Boris Tadić

Boris Tadić (foto St. Gallen Symposium / flickr)

C’è profonda insoddisfazione a Belgrado per il parere della Corte di giustizia internazionale sull’ indipendenza del Kosovo. Una doccia fredda per il governo serbo. Che però rilancia la battaglia diplomatica. Con una risoluzione indirizzata all’Assemblea generale dell’Onu

28/07/2010 -  Petra Tadić Belgrado

Con 192 voti a favore, 26 contrari e 2 astenuti il Parlamento serbo ha accolto la Risoluzione del governo sul Kosovo. Dopo dodici ore di dibattito parlamentare, a favore della mozione hanno votato la maggioranza, il Partito serbo per il progresso (SNS), Nova Srbija (NS) e il Partito radicale (SRS). Contrari: il Partito democratico della Serbia (DSS) e quello liberale democratico (LDP).

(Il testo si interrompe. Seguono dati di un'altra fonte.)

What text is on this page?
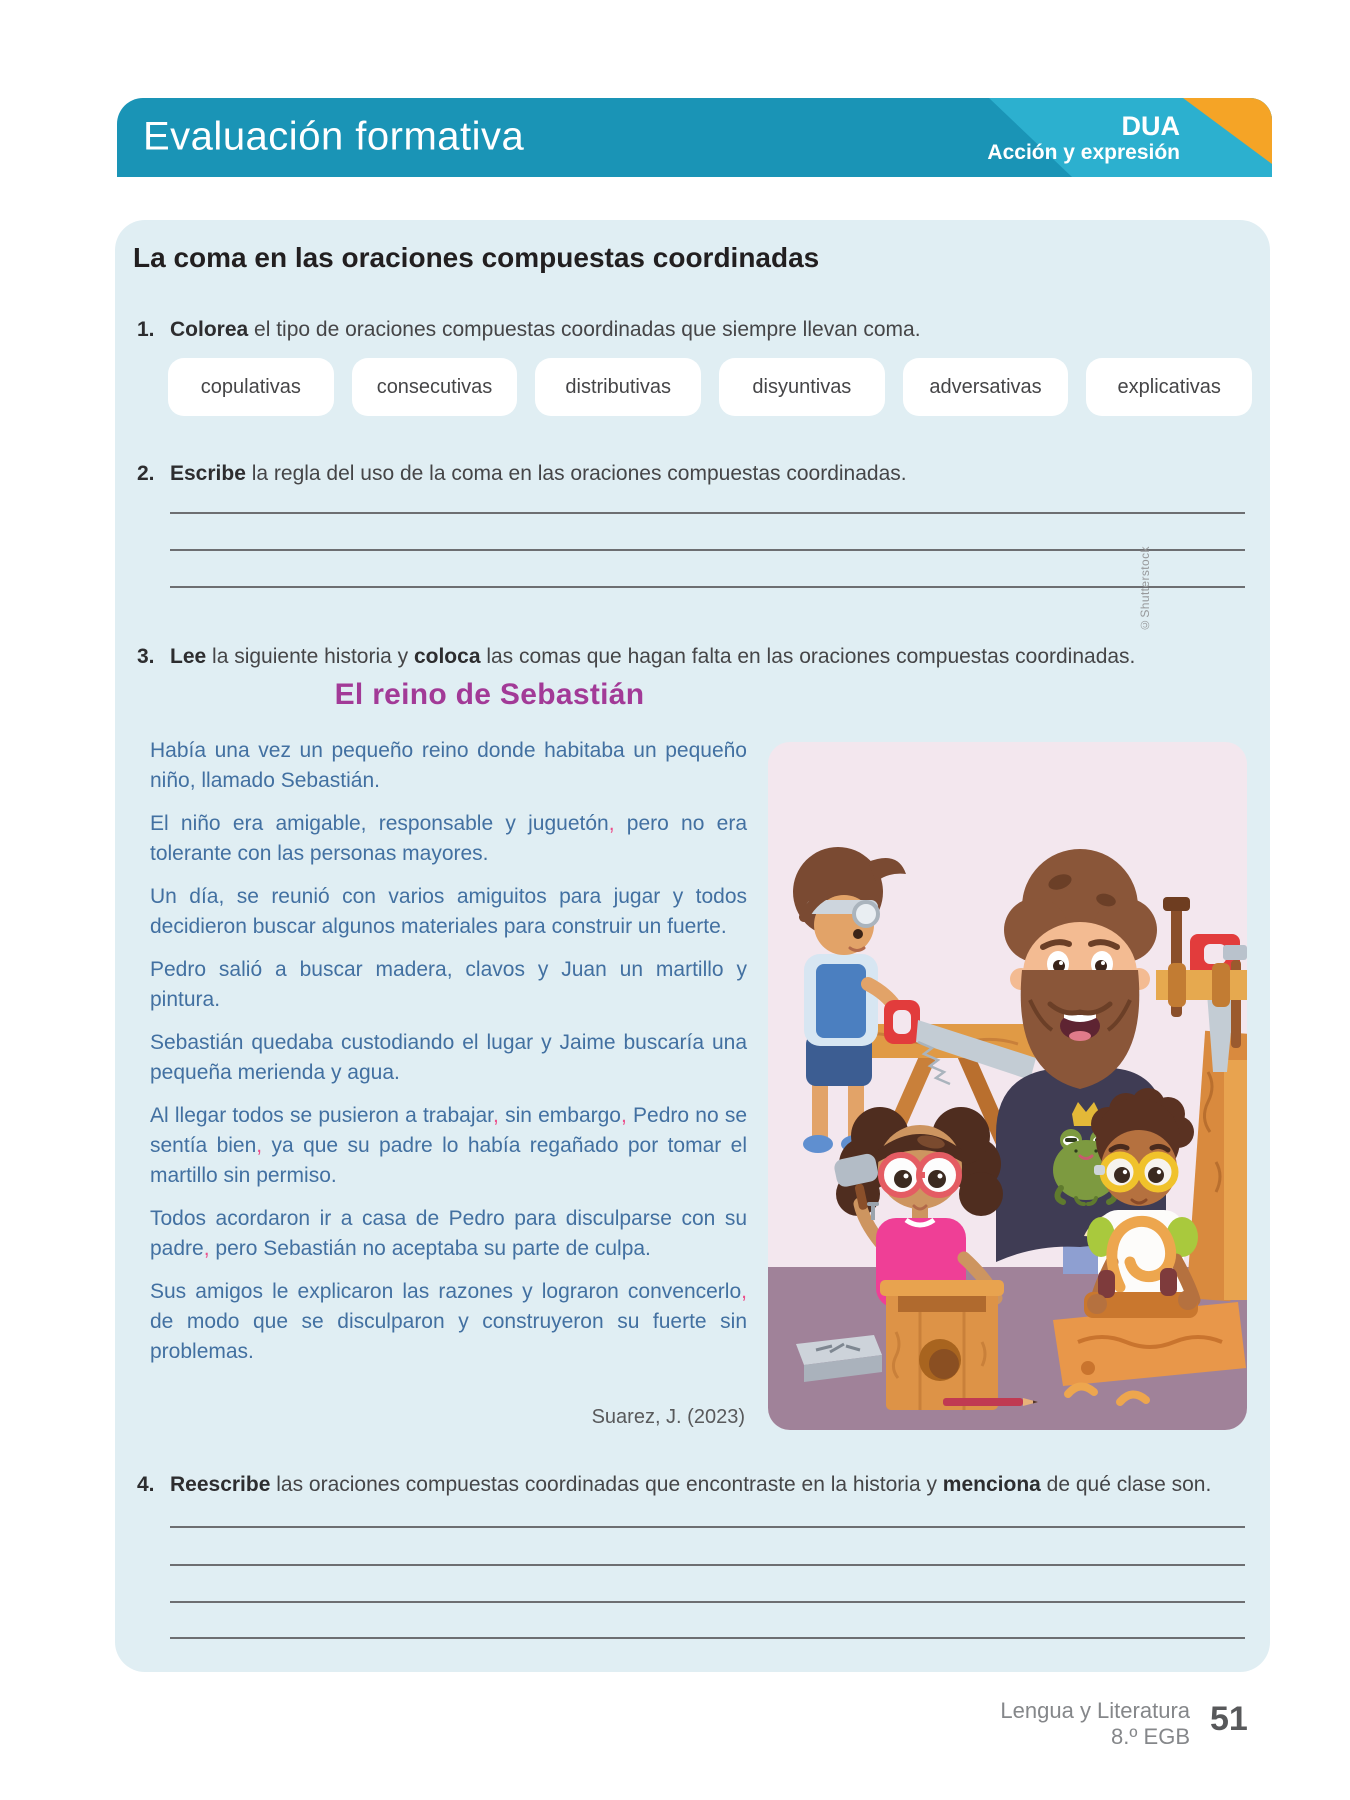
Evaluación formativa	DUA
Acción y expresión
La coma en las oraciones compuestas coordinadas
1. Colorea el tipo de oraciones compuestas coordinadas que siempre llevan coma.
copulativas	consecutivas	distributivas	disyuntivas	adversativas	explicativas
2. Escribe la regla del uso de la coma en las oraciones compuestas coordinadas.
3. Lee la siguiente historia y coloca las comas que hagan falta en las oraciones compuestas coordinadas.
El reino de Sebastián

Había una vez un pequeño reino donde habitaba un pequeño niño, llamado Sebastián.

El niño era amigable, responsable y juguetón, pero no era tolerante con las personas mayores.

Un día, se reunió con varios amiguitos para jugar y todos decidieron buscar algunos materiales para construir un fuerte.

Pedro salió a buscar madera, clavos y Juan un martillo y pintura.

Sebastián quedaba custodiando el lugar y Jaime buscaría una pequeña merienda y agua.

Al llegar todos se pusieron a trabajar, sin embargo, Pedro no se sentía bien, ya que su padre lo había regañado por tomar el martillo sin permiso.

Todos acordaron ir a casa de Pedro para disculparse con su padre, pero Sebastián no aceptaba su parte de culpa.

Sus amigos le explicaron las razones y lograron convencerlo, de modo que se disculparon y construyeron su fuerte sin problemas.

Suarez, J. (2023)
4. Reescribe las oraciones compuestas coordinadas que encontraste en la historia y menciona de qué clase son.
©Shutterstock
Lengua y Literatura
8.º EGB 51
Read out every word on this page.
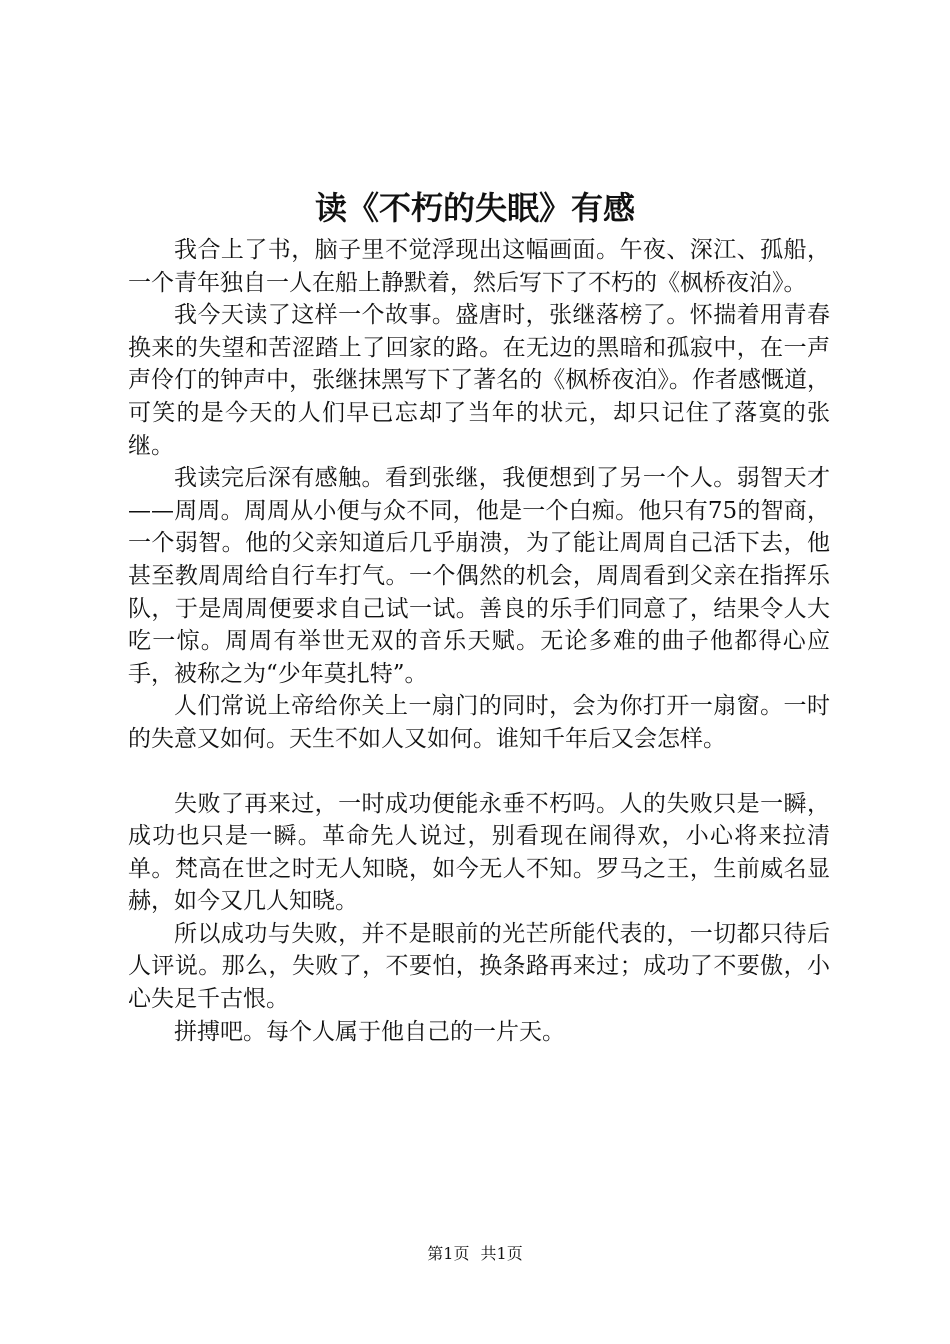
读《不朽的失眠》有感

我合上了书，脑子里不觉浮现出这幅画面。午夜、深江、孤船，一个青年独自一人在船上静默着，然后写下了不朽的《枫桥夜泊》。

我今天读了这样一个故事。盛唐时，张继落榜了。怀揣着用青春换来的失望和苦涩踏上了回家的路。在无边的黑暗和孤寂中，在一声声伶仃的钟声中，张继抹黑写下了著名的《枫桥夜泊》。作者感慨道，可笑的是今天的人们早已忘却了当年的状元，却只记住了落寞的张继。

我读完后深有感触。看到张继，我便想到了另一个人。弱智天才——周周。周周从小便与众不同，他是一个白痴。他只有75的智商，一个弱智。他的父亲知道后几乎崩溃，为了能让周周自己活下去，他甚至教周周给自行车打气。一个偶然的机会，周周看到父亲在指挥乐队，于是周周便要求自己试一试。善良的乐手们同意了，结果令人大吃一惊。周周有举世无双的音乐天赋。无论多难的曲子他都得心应手，被称之为“少年莫扎特”。

人们常说上帝给你关上一扇门的同时，会为你打开一扇窗。一时的失意又如何。天生不如人又如何。谁知千年后又会怎样。

失败了再来过，一时成功便能永垂不朽吗。人的失败只是一瞬，成功也只是一瞬。革命先人说过，别看现在闹得欢，小心将来拉清单。梵高在世之时无人知晓，如今无人不知。罗马之王，生前威名显赫，如今又几人知晓。

所以成功与失败，并不是眼前的光芒所能代表的，一切都只待后人评说。那么，失败了，不要怕，换条路再来过；成功了不要傲，小心失足千古恨。

拼搏吧。每个人属于他自己的一片天。

第1页 共1页
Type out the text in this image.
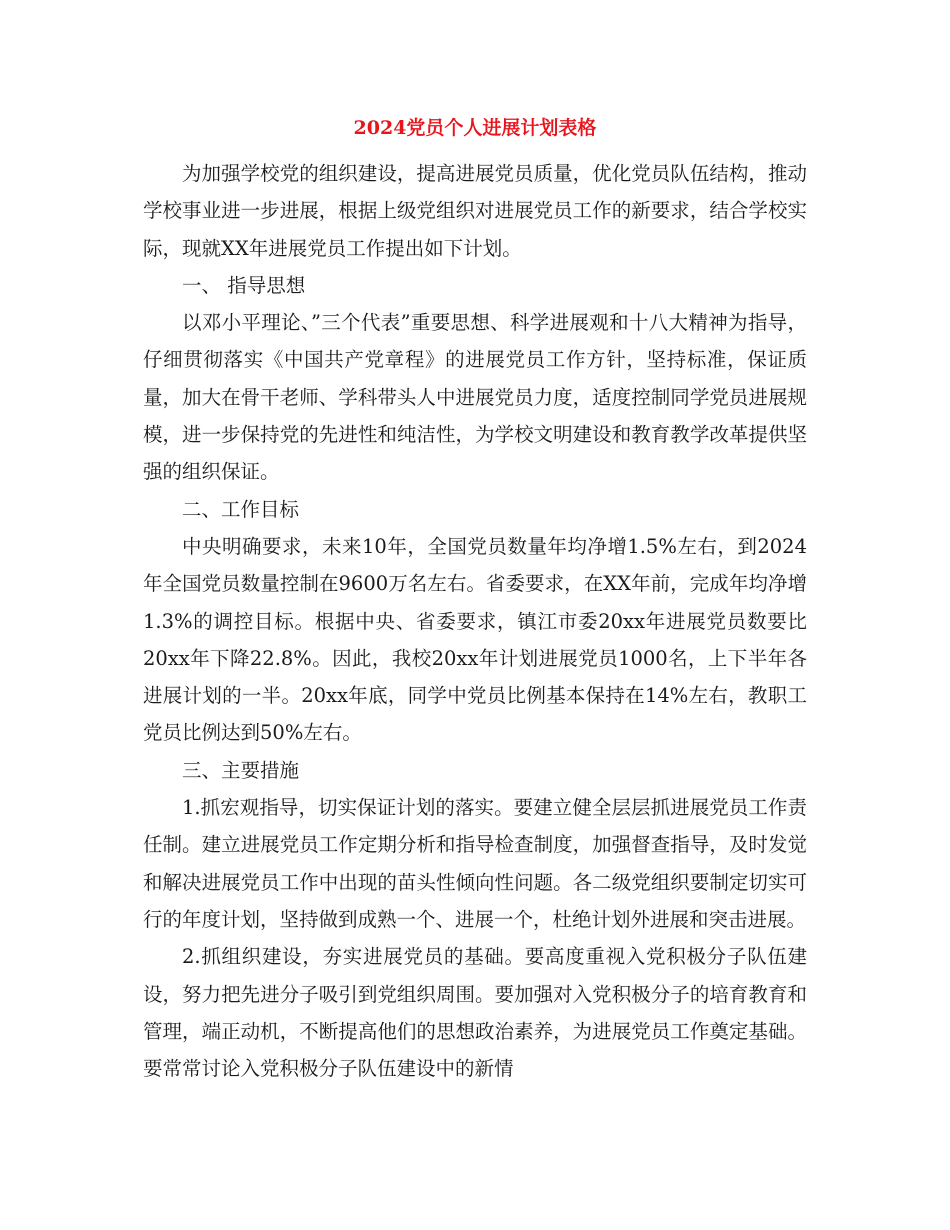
2024党员个人进展计划表格

为加强学校党的组织建设，提高进展党员质量，优化党员队伍结构，推动学校事业进一步进展，根据上级党组织对进展党员工作的新要求，结合学校实际，现就XX年进展党员工作提出如下计划。

一、 指导思想

以邓小平理论、”三个代表”重要思想、科学进展观和十八大精神为指导，仔细贯彻落实《中国共产党章程》的进展党员工作方针，坚持标准，保证质量，加大在骨干老师、学科带头人中进展党员力度，适度控制同学党员进展规模，进一步保持党的先进性和纯洁性，为学校文明建设和教育教学改革提供坚强的组织保证。

二、工作目标

中央明确要求，未来10年，全国党员数量年均净增1.5%左右，到2024年全国党员数量控制在9600万名左右。省委要求，在XX年前，完成年均净增1.3%的调控目标。根据中央、省委要求，镇江市委20xx年进展党员数要比20xx年下降22.8%。因此，我校20xx年计划进展党员1000名，上下半年各进展计划的一半。20xx年底，同学中党员比例基本保持在14%左右，教职工党员比例达到50%左右。

三、主要措施

1.抓宏观指导，切实保证计划的落实。要建立健全层层抓进展党员工作责任制。建立进展党员工作定期分析和指导检查制度，加强督查指导，及时发觉和解决进展党员工作中出现的苗头性倾向性问题。各二级党组织要制定切实可行的年度计划，坚持做到成熟一个、进展一个，杜绝计划外进展和突击进展。

2.抓组织建设，夯实进展党员的基础。要高度重视入党积极分子队伍建设，努力把先进分子吸引到党组织周围。要加强对入党积极分子的培育教育和管理，端正动机，不断提高他们的思想政治素养，为进展党员工作奠定基础。要常常讨论入党积极分子队伍建设中的新情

Dopo la lettura del parere consultivo della Corte di giustizia internazionale (CIG) in cui si dice che la dichiarazione di indipendenza di Pristina non viola le norme del diritto internazionale, in Serbia si è ricominciato alla grande a discutere di Kosovo. Per le forze di maggioranza, il parere dell’Aja è stato una doccia fredda, per l’opposizione un “asso nella manica” per criticare il governo, per i giuristi e gli analisti, benché attesa, una nuova sfida nazionale.

Fin dalle prime reazioni, i membri del team negoziale serbo, così come la maggior parte dei politici e degli esperti, hanno espresso grande insoddisfazione perché la Corte non si è occupata della questione cruciale, limitando invece il parere ad una pura questione tecnica.

La presa di posizione del team che ha condotto la “battaglia” davanti alla Cig, convincendo l’opinione pubblica nazionale che sarebbe stata la miglior mossa politica, in grado di aprire nuovi negoziati sullo status del Kosovo, oggi è sul banco degli imputati. Ma va segnalato che non erano state sollevate polemiche prima della presentazione della richiesta alla Corte.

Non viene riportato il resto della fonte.